While the counter exercise may help readers realize they may be eating excessive amounts of starchy carbohydrate, it does produce carbohydrate recommendations that are surprisingly low. For example, as a healthy individual with moderate daily exercise, The No Time to Lose Diet's Carbohydrate Counter says I should only be eating three starches per day, for a total for 45 grams of carbohydrate, coming from foods such as whole grain bread products. This is much less than the eight servings per day recommended by the USDA's MyPyramid.gov meal plan and a value that resembles recommendations from some of the less credible low-carbohydrate diets that have lost so much popularity over the past few years.
A refreshing aspect of The No Time to Lose Diet is that it focuses on the two components of weight loss that really matter: calories in and calories out. There is a small portion about vitamin supplements, but Dr.
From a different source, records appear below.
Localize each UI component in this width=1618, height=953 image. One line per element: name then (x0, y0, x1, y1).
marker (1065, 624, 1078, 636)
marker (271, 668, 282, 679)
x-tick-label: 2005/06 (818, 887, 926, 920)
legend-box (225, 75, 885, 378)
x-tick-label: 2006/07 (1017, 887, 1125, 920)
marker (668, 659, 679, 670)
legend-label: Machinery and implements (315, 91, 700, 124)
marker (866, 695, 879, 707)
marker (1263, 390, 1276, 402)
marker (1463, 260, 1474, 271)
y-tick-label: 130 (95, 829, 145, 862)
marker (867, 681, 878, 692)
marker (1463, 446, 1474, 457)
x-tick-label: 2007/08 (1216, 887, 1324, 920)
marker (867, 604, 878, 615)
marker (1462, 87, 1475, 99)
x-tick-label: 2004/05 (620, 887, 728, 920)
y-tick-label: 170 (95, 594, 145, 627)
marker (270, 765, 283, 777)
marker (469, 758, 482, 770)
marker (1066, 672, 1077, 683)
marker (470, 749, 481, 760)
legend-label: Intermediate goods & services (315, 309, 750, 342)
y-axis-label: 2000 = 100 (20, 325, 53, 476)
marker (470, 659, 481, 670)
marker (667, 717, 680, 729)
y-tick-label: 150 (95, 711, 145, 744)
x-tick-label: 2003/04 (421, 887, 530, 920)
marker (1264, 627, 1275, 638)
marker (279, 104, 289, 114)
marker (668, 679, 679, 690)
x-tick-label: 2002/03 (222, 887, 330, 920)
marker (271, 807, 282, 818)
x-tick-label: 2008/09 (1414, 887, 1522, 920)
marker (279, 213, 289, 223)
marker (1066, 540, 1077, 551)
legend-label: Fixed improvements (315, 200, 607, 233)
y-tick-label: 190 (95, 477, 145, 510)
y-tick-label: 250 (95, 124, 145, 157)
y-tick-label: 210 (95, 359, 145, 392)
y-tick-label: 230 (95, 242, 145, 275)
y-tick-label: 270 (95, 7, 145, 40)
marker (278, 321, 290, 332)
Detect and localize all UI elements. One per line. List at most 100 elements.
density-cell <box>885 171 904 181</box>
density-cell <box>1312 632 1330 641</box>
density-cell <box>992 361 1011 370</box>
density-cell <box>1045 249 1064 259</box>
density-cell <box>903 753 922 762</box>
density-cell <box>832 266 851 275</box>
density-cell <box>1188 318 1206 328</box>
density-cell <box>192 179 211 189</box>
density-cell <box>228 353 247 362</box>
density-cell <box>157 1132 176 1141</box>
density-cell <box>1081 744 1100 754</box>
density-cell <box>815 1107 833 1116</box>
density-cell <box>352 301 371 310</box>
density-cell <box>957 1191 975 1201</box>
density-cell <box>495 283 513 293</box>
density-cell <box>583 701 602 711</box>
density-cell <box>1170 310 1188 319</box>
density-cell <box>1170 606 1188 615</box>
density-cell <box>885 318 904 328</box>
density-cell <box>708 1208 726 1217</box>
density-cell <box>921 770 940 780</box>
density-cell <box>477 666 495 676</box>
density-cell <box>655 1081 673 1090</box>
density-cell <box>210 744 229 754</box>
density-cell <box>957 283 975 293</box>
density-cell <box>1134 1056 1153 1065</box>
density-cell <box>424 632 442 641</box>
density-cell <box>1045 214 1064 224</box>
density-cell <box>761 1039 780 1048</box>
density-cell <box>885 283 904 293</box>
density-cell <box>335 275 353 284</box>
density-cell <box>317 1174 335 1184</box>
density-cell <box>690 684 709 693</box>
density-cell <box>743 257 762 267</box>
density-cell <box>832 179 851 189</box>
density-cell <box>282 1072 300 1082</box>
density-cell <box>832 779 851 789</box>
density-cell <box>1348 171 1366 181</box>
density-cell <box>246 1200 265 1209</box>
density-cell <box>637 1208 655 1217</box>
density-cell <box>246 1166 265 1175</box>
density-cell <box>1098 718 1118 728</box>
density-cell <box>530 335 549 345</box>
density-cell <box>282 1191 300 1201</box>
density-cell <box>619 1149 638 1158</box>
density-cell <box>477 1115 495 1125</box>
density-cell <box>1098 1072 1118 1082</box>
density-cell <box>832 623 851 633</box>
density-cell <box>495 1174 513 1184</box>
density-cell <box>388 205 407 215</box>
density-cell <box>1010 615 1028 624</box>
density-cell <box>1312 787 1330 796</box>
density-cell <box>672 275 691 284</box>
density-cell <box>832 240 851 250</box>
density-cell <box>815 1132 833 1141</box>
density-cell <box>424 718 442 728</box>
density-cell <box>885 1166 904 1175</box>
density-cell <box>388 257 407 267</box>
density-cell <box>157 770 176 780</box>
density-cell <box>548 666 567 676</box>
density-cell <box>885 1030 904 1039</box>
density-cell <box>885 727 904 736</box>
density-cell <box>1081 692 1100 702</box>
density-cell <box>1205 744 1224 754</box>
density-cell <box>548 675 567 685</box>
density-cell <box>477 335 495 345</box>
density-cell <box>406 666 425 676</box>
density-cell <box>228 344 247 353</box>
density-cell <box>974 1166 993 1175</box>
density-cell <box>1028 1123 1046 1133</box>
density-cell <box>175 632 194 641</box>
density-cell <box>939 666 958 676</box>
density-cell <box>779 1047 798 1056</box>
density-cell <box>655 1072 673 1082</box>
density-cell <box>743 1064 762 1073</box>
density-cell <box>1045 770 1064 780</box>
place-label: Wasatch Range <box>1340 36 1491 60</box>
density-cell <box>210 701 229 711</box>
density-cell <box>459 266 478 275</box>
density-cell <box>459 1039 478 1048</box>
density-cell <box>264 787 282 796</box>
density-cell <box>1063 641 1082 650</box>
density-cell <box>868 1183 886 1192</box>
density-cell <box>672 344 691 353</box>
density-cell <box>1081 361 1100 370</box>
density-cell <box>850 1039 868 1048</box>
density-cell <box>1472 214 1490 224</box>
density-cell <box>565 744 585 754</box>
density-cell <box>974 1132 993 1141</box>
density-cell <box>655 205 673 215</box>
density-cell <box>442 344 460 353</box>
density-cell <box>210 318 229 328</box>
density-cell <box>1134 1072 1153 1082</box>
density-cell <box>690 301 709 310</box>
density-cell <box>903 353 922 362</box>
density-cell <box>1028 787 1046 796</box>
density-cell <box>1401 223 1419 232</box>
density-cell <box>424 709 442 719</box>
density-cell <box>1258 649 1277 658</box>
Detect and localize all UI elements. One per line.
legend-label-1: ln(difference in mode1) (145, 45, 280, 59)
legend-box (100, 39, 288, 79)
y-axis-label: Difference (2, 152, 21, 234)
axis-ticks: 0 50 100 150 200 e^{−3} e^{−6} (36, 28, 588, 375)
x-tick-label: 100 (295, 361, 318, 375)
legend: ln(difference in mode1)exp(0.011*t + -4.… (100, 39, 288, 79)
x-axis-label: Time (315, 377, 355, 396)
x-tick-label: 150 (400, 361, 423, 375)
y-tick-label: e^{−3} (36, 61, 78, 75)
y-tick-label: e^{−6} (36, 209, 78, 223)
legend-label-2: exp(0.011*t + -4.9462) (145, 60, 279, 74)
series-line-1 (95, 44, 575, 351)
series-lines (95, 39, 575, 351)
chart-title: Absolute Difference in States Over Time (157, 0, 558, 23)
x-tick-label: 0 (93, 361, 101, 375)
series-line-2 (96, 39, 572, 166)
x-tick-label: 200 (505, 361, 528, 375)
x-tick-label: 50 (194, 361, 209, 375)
Melina's recommendations of a daily multivitamin and calcium with vitamin D for most people is a much-welcomed conservative approach.
It is a little unconventional that she puts "almost all of [her] patients on a fish oil supplement," as this is usually reserved for patients at risk for developing or currently suffering from cardiovascular disease. While Dr. Melina does have her own line of vitamins available for purchase on her website, this particular book does a good job of emphasizing food over pills as a key to weight loss success.
No Time to Lose
The No Time to Lose mantra does not imply promises of rapid weight loss for those with no time to wait. Instead, it is the philosophy behind the book that seeks to help average, busy people lose weight.
An important addition to this book is the acknowledgement that harmful behaviors can hamper weight loss. Dr. Melina advocates food journaling and written records of various goals and barriers to weight loss. She provides behavior change tips and entertaining personal patient anecdotes from her experiences as a weight loss counselor.
While this book may not appeal to the impatient dieter or to a reader not entirely committed to lifestyle change, Dr. Melina Jampolis' The No Time to Lose Diet is a practical approach to sensible weight loss for busy people, emphasizing the importance and feasibility of balanced eating and regular exercise in order to achieve a healthy weight.